Every person in America has a right to affordable health insurance coverage. Having enough coverage could mean the difference between remaining healthy and preventing illness, and that of suffering from chronic pain and health issues—and in some cases, even from fatality.
However, understanding health insurance is often frustrating and having the right insurance plan makes the difference between having a long healthy life – or not. To offer a better understanding of the different types of health coverage, we’ve listed the basic coverage types below:
This is the most common type of health care and most plans have some type of managed care plan to control the overall health care costs for everyone. Every managed care policy is different. Some offer only a set amount of coverage, or coverage for specific situations; some require you visit specific hospitals and doctors; others require you pay a certain amount for health care; Some even require you get approval from the health insurance company before going to the hospital as they want to make sure the hospitalization is needed.

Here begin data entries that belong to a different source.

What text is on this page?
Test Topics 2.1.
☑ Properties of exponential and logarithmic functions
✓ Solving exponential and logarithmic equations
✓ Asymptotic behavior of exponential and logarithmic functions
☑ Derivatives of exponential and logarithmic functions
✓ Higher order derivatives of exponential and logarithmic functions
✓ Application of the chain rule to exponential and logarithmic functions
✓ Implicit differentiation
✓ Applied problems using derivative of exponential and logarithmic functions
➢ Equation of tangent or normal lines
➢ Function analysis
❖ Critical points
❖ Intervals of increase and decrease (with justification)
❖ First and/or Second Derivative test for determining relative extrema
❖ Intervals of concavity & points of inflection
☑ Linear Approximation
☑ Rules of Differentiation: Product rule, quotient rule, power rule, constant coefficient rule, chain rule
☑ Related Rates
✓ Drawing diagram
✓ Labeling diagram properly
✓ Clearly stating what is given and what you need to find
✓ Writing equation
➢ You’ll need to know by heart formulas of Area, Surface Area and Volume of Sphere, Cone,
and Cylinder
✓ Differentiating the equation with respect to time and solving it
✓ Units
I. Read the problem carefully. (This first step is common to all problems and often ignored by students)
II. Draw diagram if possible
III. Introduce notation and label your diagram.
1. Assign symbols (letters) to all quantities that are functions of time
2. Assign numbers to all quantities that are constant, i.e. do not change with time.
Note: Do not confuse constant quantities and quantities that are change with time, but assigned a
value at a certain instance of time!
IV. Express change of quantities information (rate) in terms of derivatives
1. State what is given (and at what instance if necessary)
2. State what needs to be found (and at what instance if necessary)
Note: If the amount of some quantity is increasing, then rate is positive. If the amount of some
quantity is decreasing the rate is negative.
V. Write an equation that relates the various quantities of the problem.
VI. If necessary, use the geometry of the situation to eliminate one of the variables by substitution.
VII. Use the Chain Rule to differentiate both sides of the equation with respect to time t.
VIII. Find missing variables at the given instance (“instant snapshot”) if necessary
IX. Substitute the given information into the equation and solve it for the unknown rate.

Fee for Service Health Plans
This is the most conventional of health care policies. In this type of plan, you can see almost any doctor you wish or can change doctors whenever you wish. You can go to any hospital in any part of the country. However, the insurer only pays part of the health care bills. You pay a monthly premium to cover the other part. You may also need to pay a yearly deductible which could be about $250 per year for each member of your family for a total family deductible of $500. Even then, you may be responsible for a certain percentage of your health care bills. In most cases, it may be an 80/20 split, where the insurer pays 80 percent and the insured pays the other 20 percent.
These plans are Health Maintenance Organization, also known as the HMO. It is a prepaid health plan where you pay a monthly premium and, in exchange, the HMO offers health care for your family, including doctor visits, hospital stays, surgery, lab tests, x-rays, therapy and more.
The HMO arranges for this health care through its own group practice or through doctors that are associated with the service. In most cases, the insured person is limited to the types of doctors and hospitals that are in agreement with the HMO plan.
Preferred Provider Organization
Also known as the PPO, this is an insurance option that combines the traditional fee for service and HMO plan. The program works with a limited number of hospitals and doctors, but also gives you the option of choosing someone outside the PPO. The insurance offers you full coverage when you use the preferred providers and only partial coverage when you use a doctor or hospital outside of the coverage needs. Similar to the HMO, the PPO requires you choose a primary care doctor to monitor your health.
There are several sub products that fall within these categories. For instance, there are policies made for individuals or families; those that are for small businesses where there are between one to 50 employees; policies that are subsidized by an employer or by the government and many more. In these cases, the health insurance plan you are offered is one that complies with your particular situation.